Vembu BDR never creates an incremental backup file from a CBT-based VM backup. Instead of storing a discrete set of backup files, Vembu BDR creates a virtual file system using VembuHIVE, a document-oriented database, for the universe of protected systems. As a result, full system image can always be navigated within VembuHIVE for every recovery point of every protected system.

During VM image backups, the Vembu Backup Server removes all file system metadata from backup data stored as documents, in order to virtualize the VembuHIVE document-oriented database as a sui generis file system. By using the Vembu Backup Server to apply formatting utilities to VembuHive documents during a restore, Vembu BDR is able to restore a VM datastore in a format compatible with any hypervisor.

The datastores of a VM created with Vembu Instant-boot are treated as new persistent documents with read/write access, without involving read-only pointers or redo logs for IT to manage and consolidate

In a DR scenario, Vembu leverages the ability to restore a VM in any format, to provide an Instant-boot function. when Vembu Backup Server is installed on a server that is concurrently running Hyper-V. Vembu exports the datastores associated with a VM backup as Hyper-V disks and configures a VM to boot from the datastores. More importantly, the datastores of a VM created with Vembu Instant-boot are treated as new persistent documents with read/write access, without involving read-only pointers or redo logs for IT to manage and consolidate.

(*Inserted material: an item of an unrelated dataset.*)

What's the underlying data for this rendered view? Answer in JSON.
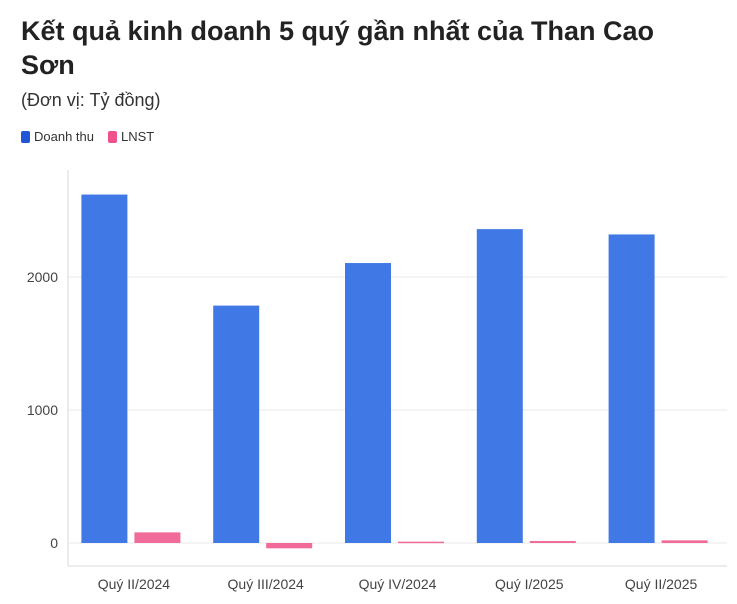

The use of a document-oriented database and its virtualization as a file system also has important long-term implications. As the volume of data continues to expand with double-digit growth, so too grows the storage resources dedicated to backup, which currently has no other value than serving as a recovery medium. With backup data stored as documents in a document-oriented database, the door is open to analyzing that data along multiple dimensions to begin projecting computer usage trends and create an understanding the business value of that computer usage.